Me informaron de tu muerte poco después de producirse. “Falleció de repente de un infarto”, comentaron los compañeros de profesión. Hacía años que no hablábamos, pero durante un largo tiempo solíamos reunirnos al menos una vez a la semana por motivos de trabajo. 

Aparentemente eras una persona distante, pero yo siempre tuve la sensación que ello respondía más a una reacción natural motivada por tu timidez. Nunca pensé que tras aquella mirada se escondiera un hombre vulnerable, aunque, al final, todos somos o podemos vivir momentos de vulnerabilidad extrema. 

Te fuiste un día de trabajo, antes de salir o entrar a tu despacho, y algo te empujó a desaparecer en las vías del tren. Tu decisión, tu suicidio, tu muerte real se escondió por parte de los más allegados, quienes públicamente callaron por respeto, por vergüenza, por no saber. Pero finalmente ellos también siguieron perpetuando el tabú. 

Un año antes de conocer tu muerte, un amigo mío había seguido tus mismos pasos. Pienso muchas veces en él, en cómo llegó a perder el control de la vida y fue deslizándose hasta el túnel que le llevó a acabar con todo. “Se arrojó a las vías del tren”, me comunicó su mujer pocas horas después del triste desenlace.

Desaparición, muerte repentina, muerte voluntaria. Estos son algunos de los términos que utilizamos socialmente, también los medios de comunicación, cuando simplemente queremos hablar de quitarse la vida, de suicidio. ¿Por qué no poner fin a ello no sólo para ayudar a las familias y amigos a superar y reconocer el doble duelo tras la pérdida de alguien por suicidio, sino para evitar o prevenir futuros casos?

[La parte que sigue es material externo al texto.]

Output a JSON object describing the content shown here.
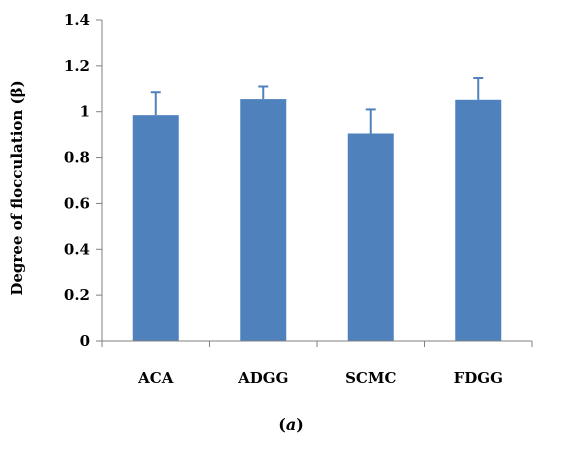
{
  "chart_data": {
    "type": "bar",
    "categories": [
      "ACA",
      "ADGG",
      "SCMC",
      "FDGG"
    ],
    "values": [
      0.985,
      1.055,
      0.905,
      1.052
    ],
    "error_plus": [
      0.1,
      0.055,
      0.105,
      0.095
    ],
    "ylabel": "Degree of flocculation (β)",
    "xlabel": "",
    "ylim": [
      0,
      1.4
    ],
    "yticks": [
      0,
      0.2,
      0.4,
      0.6,
      0.8,
      1,
      1.2,
      1.4
    ],
    "ytick_labels": [
      "0",
      "0.2",
      "0.4",
      "0.6",
      "0.8",
      "1",
      "1.2",
      "1.4"
    ],
    "bar_color": "#4f81bd",
    "grid": false,
    "legend": "none"
  },
  "caption": "(a)"
}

En España, fallecen por cada suicidio el doble de personas que por accidentes de tráfico, 11 veces más que por homicidios y 80 veces más que por violencia de género. La OMS alerta de que las conductas suicidas ya son la primera causa de muerte entre los jóvenes. 

Y los expertos advierten de que hablar del suicidio no solo no lo fomenta sino que ayuda a prevenirlo. Más allá de la necesidad de que potenciar la formación de los profesionales de la salud para ayudar a detectar possibles conductas suicidas, este toque de atención nos implica a todos. 

El silencio mata. Dejar de matar al suicidio está en nuestras manos. ¿Hablamos de ello?